I've tried other word processors and, of course
HTML editors like HOTDOG, and none of them even
approaches the speed and simplicity of using
XYWrite. Obviously XYWrite (and/or NOTA0 BENE)
could be better in this regard (nothing is ever
perfect) but both of them are head an shoulders
above all the rest.
Its sad that they are so close to being what an
HTML editor should be, but (like your IBM example)
there appears to be nonone in either organization
willing to hear suggestions or to consider this
type of authoring. We're still hung up on
supporting those who publish in "ink on paper".

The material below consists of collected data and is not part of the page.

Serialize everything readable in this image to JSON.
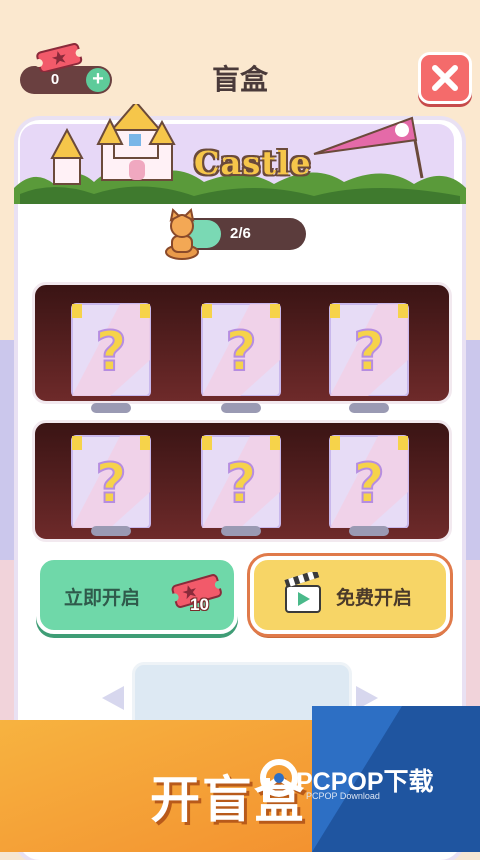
{
  "header": {
    "currency_value": "0",
    "plus_label": "+",
    "title": "盲盒"
  },
  "banner": {
    "theme_name": "Castle"
  },
  "progress": {
    "text": "2/6",
    "fraction": 0.33
  },
  "actions": {
    "open_now_label": "立即开启",
    "ticket_cost": "10",
    "free_open_label": "免费开启"
  },
  "promo": {
    "title": "开盲盒"
  },
  "watermark": {
    "brand": "PCPOP下载",
    "sub": "PCPOP Download"
  },
  "colors": {
    "accent_green": "#6fd8a9",
    "accent_yellow": "#f7d566",
    "close_red": "#f46b6b",
    "shelf_dark": "#4a1a1a"
  }
}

As far as we've come moving from the typewriter to
word processors for "ink on paper" publishing, we
seem to have a hangup in considering that more and
more publishing is moving from the INK to the
Internet Screen.
OH WELL, some day ...
Dick Giering
Tom Robertson wrote:
>
> Dear Folks:
...
>
> Years later, when IBM did its little flirt with Signature, I
> thought, "Hot dog! These are the people who designed the 101 key
> keyboard, and surely there will be folks there who will
> understand "keyboarding efficiency" particularly as related to
> writing, so we could get on with the show. I was mistaken. No one
> at IBM that I could find, and I had top level access, really had
> any overall idea of how computers are used in writing and thus
> there was no one who could understand the efficiencies available
> from XyWrite/Signature.
>
> Nor did XyQuest or as far as I can tell nor does Technology Group
> or NotaBene.
..... ...
>
> MS Word. And while Word is getting better, the good writing
> features are becoming an increasingly small and easily lost part
> of the whole software package and its increasing focus on
> Internet integration.
>
> Now here is what I see interesting here. In Microsoft Internet
> Explorer, with a text-oriented web page on the screen, go to the
> menu line and hit View, and then Source. What you will see is a
> page full of which are essentially a similar format to
> XyWrite. Thus, in my view, the programming used in support of
> writing may be coming full circle, with most of the code for
> writing simply embedded in the document itself.
..... ...
>
> Better yet, what can be done to constantly increase the ease and
> productivity of the writing process.
>
> Of course a lot of these kinds of questions are daily answered in
> this list, for which I am ever grateful.
>
> TR
>
> Thomas A. Robertson
> 529 10th Street, SE
> Washington, D.C. 20003-2807
> Phone: (202) 543-7545
> Fax: (202) 543-7622
> e:Mail: t1r@xxxxxxxx
>
> -----Original Message-----
> From: owner-xywrite@xxxxxxxx
> [mailto:owner-xywrite@xxxxxxxx]On Behalf Of Harry
> Binswanger
> Sent: Monday, February 21, 2000 8:35 PM
> To: xywrite@xxxxxxxx
> Subject: Re: Netscape, XyWrite, and the Media
>
> >If giving a near-monopoly on the operating system to a company
> that wants to
> >sell *applications* is such a great idea, how about
>
> Guess who "gave" MS the "near-monopoly"? Users. By their
> purchases. It was
> not a Government 5-year Plan that did it. Nor can such a plan fix
> things.
>
> I'm hoping the new fusion of Apple and Linux will provide a
> better
> alternative than Windows (which I curse daily).